Surgen muchos debates alrededor de la vacunación; en épocas donde el avance de la posverdad es inminente, es preciso revisar las evidencias que tenemos disponibles al momento para tratar de entrar en contacto con la realidad que nos pone en común. Así, es necesario dejar nuestras creencias y opiniones de lado.

Las vacunas son preparaciones producidas con toxoides, bacterias, virus atenuados, o muertos, realizadas por ingeniería genética y otras tecnologías.

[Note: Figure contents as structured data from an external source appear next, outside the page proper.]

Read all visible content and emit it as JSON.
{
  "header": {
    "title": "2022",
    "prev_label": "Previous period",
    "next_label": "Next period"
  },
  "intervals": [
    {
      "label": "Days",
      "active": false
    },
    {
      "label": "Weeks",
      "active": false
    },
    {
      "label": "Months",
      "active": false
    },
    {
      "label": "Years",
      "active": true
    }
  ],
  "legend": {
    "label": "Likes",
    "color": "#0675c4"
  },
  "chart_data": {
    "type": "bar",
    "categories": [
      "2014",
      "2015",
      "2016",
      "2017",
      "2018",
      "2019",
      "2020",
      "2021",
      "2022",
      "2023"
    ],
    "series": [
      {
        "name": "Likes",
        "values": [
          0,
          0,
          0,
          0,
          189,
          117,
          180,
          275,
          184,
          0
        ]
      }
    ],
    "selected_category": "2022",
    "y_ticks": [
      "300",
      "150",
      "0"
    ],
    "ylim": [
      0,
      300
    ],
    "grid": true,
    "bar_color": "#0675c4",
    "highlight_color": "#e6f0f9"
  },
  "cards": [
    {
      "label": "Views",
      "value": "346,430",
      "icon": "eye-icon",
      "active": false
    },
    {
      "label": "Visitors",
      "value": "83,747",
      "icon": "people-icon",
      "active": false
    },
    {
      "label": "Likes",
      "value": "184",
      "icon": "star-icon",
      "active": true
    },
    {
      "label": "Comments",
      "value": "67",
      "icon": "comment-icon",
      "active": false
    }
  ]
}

La grieta que separa a las personas en cuanto a su postura sobre la vacunación es cada vez mayor. Pareciera que las murallas para debatir entre “pros” y “antis” se refuerzan a cada minuto, lo cual supone un problema inmenso. ¿Cómo podemos abrir cualquier tipo de debate constructivo si de entrada pensamos que lo que cree el grupo que está de la vereda de enfrente está, a priori, equivocado? 

Por supuesto, no todas las personas se toman tan a pecho esta situación; algunas simplemente continúan tratando de absorber la mayor cantidad de información posible, en lugar de casarse con una u otra postura.

Por lo pronto, podemos reunir a las personas que están negadas a vacunarse en dos grandes grupos: por un lado, tenemos a las personas que quizás sienten algo de resistencia al tema de las vacunas porque no tienen a su alcance información que consideren confiable para terminar de definirse; y por el otro, están las personas que, efectivamente, se encuentran en contra de ellas, y militan la idea de que estas vacunas son dañinas para los integrantes de nuestra sociedad. Estos últimos son mayoritariamente conocidos como los “anti-vacunas”.

Inicios

Aunque para algunas personas el movimiento antivacunas pueda parecer algo novedoso a causa de los movimientos antivacunas contra el COVID-19, este fenómeno data de muchísimos años atrás. Las campañas antivacunación aparecieron casi simultáneamente con el surgimiento de las mismas vacunas.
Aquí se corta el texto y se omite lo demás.